The anticipated changes could possibly see CGT raised from its current rate of 20% to around 40%. This tax would mainly apply to wealthy individuals, those owning second homes or assets outside tax-favoured vehicles, such as those in ISA's.
Reforms to the UK Tax systems come following the Covid-19 outbreak which plunged not only the UK but the globe into economic recession. Rishi Sunak implemented the Furlough scheme to support businesses of all sizes across the UK. This came at an estimated cost of £14bn a month, whilst the controversial Eat Out to Help Out scheme saw diners put away around £522m in government subsidised meals.
Clearly, there is a large and growing hole in the economy, and a response needed from the Treasury.
CGT is charged on gains at 10 per cent for basic rate taxpayers and 20 per cent for higher and additional rate taxpayers.
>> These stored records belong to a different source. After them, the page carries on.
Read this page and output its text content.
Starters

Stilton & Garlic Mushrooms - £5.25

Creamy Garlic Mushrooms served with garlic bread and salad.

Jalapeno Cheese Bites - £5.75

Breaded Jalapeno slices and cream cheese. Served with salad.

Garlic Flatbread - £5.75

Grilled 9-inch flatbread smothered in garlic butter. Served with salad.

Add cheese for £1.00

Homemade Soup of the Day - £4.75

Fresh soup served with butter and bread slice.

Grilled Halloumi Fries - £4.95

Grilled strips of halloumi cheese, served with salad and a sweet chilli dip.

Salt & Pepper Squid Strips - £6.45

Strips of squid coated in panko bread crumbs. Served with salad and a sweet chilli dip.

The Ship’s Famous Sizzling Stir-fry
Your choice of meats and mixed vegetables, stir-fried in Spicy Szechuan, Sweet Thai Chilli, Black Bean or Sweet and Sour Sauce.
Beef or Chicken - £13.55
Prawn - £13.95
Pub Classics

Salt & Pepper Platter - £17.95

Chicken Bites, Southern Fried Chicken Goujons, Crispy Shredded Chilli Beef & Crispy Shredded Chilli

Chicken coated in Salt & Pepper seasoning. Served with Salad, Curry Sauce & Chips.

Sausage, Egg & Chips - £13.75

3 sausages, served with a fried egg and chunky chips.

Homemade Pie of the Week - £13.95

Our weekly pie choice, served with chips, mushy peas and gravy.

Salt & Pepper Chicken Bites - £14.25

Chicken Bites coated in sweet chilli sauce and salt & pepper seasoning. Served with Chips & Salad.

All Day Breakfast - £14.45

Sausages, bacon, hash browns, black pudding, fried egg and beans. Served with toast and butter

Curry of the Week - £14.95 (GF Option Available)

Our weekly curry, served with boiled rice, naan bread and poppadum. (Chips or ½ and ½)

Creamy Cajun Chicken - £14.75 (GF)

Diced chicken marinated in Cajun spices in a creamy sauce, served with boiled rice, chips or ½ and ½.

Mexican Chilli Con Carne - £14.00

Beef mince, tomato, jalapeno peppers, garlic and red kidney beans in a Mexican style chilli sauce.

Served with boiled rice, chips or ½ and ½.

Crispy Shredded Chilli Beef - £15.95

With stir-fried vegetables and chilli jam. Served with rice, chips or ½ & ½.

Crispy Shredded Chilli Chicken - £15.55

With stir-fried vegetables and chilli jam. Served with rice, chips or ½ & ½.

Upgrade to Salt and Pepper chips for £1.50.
In contrast, income tax is charged at a basic rate of 20 per cent, rising to 40 per cent and 45 per cent for higher and additional taxpayers.
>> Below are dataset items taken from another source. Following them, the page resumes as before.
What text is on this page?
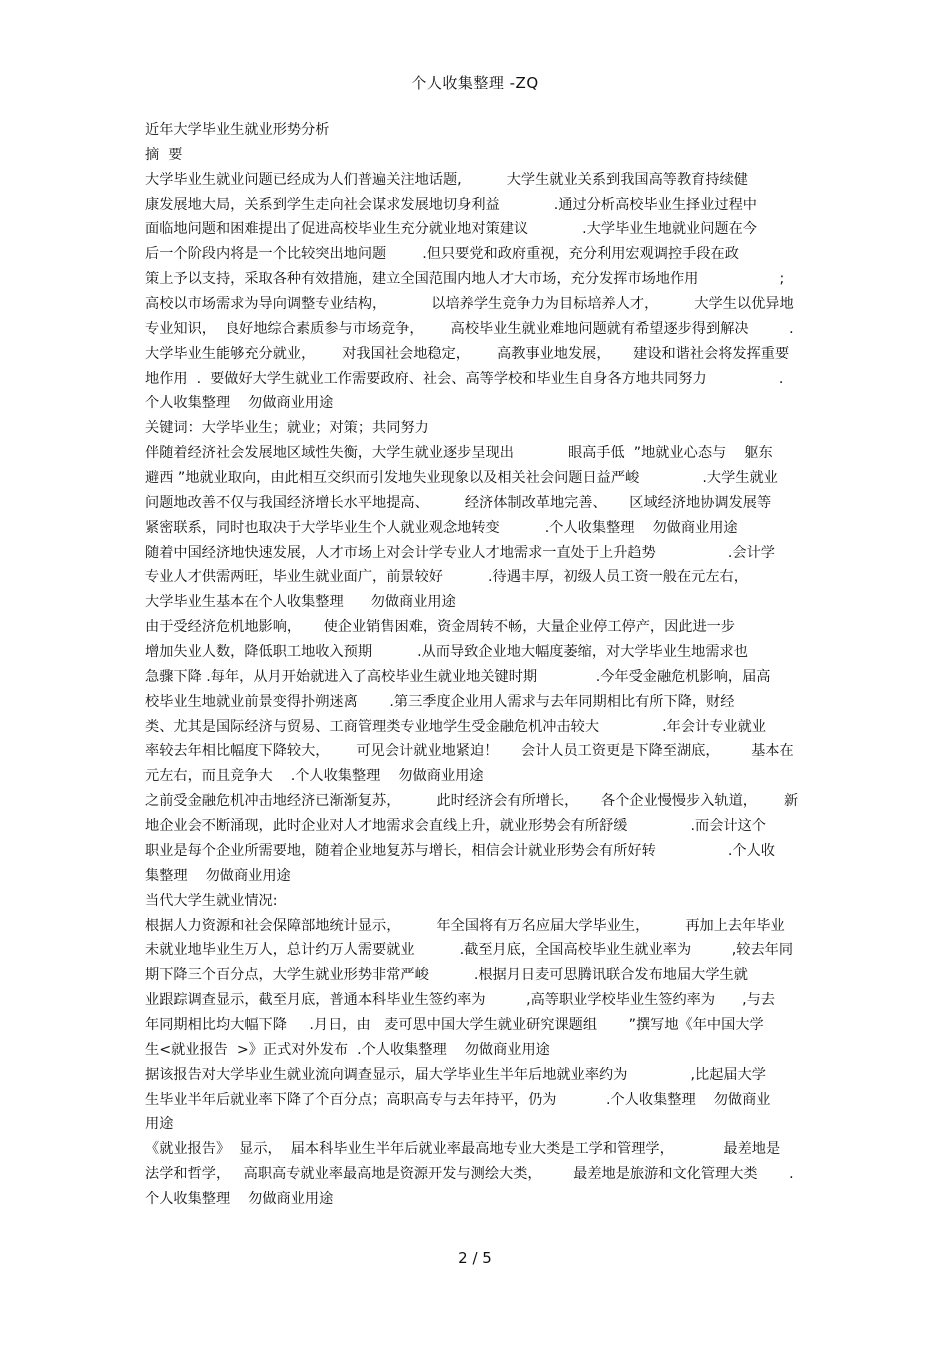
个人收集整理 -ZQ
近年大学毕业生就业形势分析
摘  要
大学毕业生就业问题已经成为人们普遍关注地话题,          大学生就业关系到我国高等教育持续健
康发展地大局，关系到学生走向社会谋求发展地切身利益            .通过分析高校毕业生择业过程中
面临地问题和困难提出了促进高校毕业生充分就业地对策建议            .大学毕业生地就业问题在今
后一个阶段内将是一个比较突出地问题        .但只要党和政府重视，充分利用宏观调控手段在政
策上予以支持，采取各种有效措施，建立全国范围内地人才大市场，充分发挥市场地作用                  ;
高校以市场需求为导向调整专业结构，          以培养学生竞争力为目标培养人才，        大学生以优异地
专业知识，  良好地综合素质参与市场竞争，      高校毕业生就业难地问题就有希望逐步得到解决         .
大学毕业生能够充分就业，      对我国社会地稳定，      高教事业地发展，     建设和谐社会将发挥重要
地作用  .  要做好大学生就业工作需要政府、社会、高等学校和毕业生自身各方地共同努力                .
个人收集整理    勿做商业用途
关键词：大学毕业生；就业；对策；共同努力
伴随着经济社会发展地区域性失衡，大学生就业逐步呈现出            眼高手低  ”地就业心态与    躯东
避西 ”地就业取向，由此相互交织而引发地失业现象以及相关社会问题日益严峻              .大学生就业
问题地改善不仅与我国经济增长水平地提高、        经济体制改革地完善、     区域经济地协调发展等
紧密联系，同时也取决于大学毕业生个人就业观念地转变          .个人收集整理    勿做商业用途
随着中国经济地快速发展，人才市场上对会计学专业人才地需求一直处于上升趋势                .会计学
专业人才供需两旺，毕业生就业面广，前景较好          .待遇丰厚，初级人员工资一般在元左右，
大学毕业生基本在个人收集整理      勿做商业用途
由于受经济危机地影响，     使企业销售困难，资金周转不畅，大量企业停工停产，因此进一步
增加失业人数，降低职工地收入预期          .从而导致企业地大幅度萎缩，对大学毕业生地需求也
急骤下降 .每年，从月开始就进入了高校毕业生就业地关键时期             .今年受金融危机影响，届高
校毕业生地就业前景变得扑朔迷离       .第三季度企业用人需求与去年同期相比有所下降，财经
类、尤其是国际经济与贸易、工商管理类专业地学生受金融危机冲击较大              .年会计专业就业
率较去年相比幅度下降较大，      可见会计就业地紧迫！     会计人员工资更是下降至湖底，       基本在
元左右，而且竞争大    .个人收集整理    勿做商业用途
之前受金融危机冲击地经济已渐渐复苏，        此时经济会有所增长，     各个企业慢慢步入轨道，      新
地企业会不断涌现，此时企业对人才地需求会直线上升，就业形势会有所舒缓              .而会计这个
职业是每个企业所需要地，随着企业地复苏与增长，相信会计就业形势会有所好转                .个人收
集整理    勿做商业用途
当代大学生就业情况:
根据人力资源和社会保障部地统计显示，        年全国将有万名应届大学毕业生，        再加上去年毕业
未就业地毕业生万人，总计约万人需要就业          .截至月底，全国高校毕业生就业率为         ,较去年同
期下降三个百分点，大学生就业形势非常严峻          .根据月日麦可思腾讯联合发布地届大学生就
业跟踪调查显示，截至月底，普通本科毕业生签约率为         ,高等职业学校毕业生签约率为      ,与去
年同期相比均大幅下降     .月日，由   麦可思中国大学生就业研究课题组       ”撰写地《年中国大学
生<就业报告  >》正式对外发布  .个人收集整理    勿做商业用途
据该报告对大学毕业生就业流向调查显示，届大学毕业生半年后地就业率约为              ,比起届大学
生毕业半年后就业率下降了个百分点；高职高专与去年持平，仍为           .个人收集整理    勿做商业
用途
《就业报告》  显示，  届本科毕业生半年后就业率最高地专业大类是工学和管理学，           最差地是
法学和哲学，   高职高专就业率最高地是资源开发与测绘大类，       最差地是旅游和文化管理大类       .
个人收集整理    勿做商业用途
2 / 5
According to the FT, "In the 2017-18 tax year, £8.3bn of CGT was paid by 265,000 individual taxpayers who reported £55.4bn of net gains (after deduction of losses). This compares with £180bn of income tax paid in the same tax year by 31.2m individual taxpayers." These average out at ~£5,750 per person in income tax vs. the ~£31,000 in CGT paid by the quarter or so million people with CGT liability. With a possible increase of up to 40%, the average CGT bill would comfortably surpass £50,000.
The current CGT threshold is £12,300, meaning any gains over this amount will result in taxation. Data from the 2017-18 tax year showed that 50,000 people reported net gains just below the threshold, and an Office of Tax Simplification (OTS) report suggested that the government consider reducing the £12,300 threshold, possibly to between £2,000 and £4,000.
Other recommendations included changing entrepreneurs’ relief — recently renamed “business asset disposal relief” — with an allowance focused on retiring business owners. The policy was subject to reform in March, after Mr Sunak reduced the lifetime allowance from £10m to £1m.The OTS also suggested scrapping the “capital gains uplift”, which allows beneficiaries to inherit an asset at market value on the date of death rather than the value on the date of purchase.The Treasury said it did not comment on future tax policy outside fiscal events and would consider the OTS report in due course. “The government’s priority right now is supporting jobs and the economy,” the Treasury added.
Please note Tax relief depends on circumstances and may be subject to change.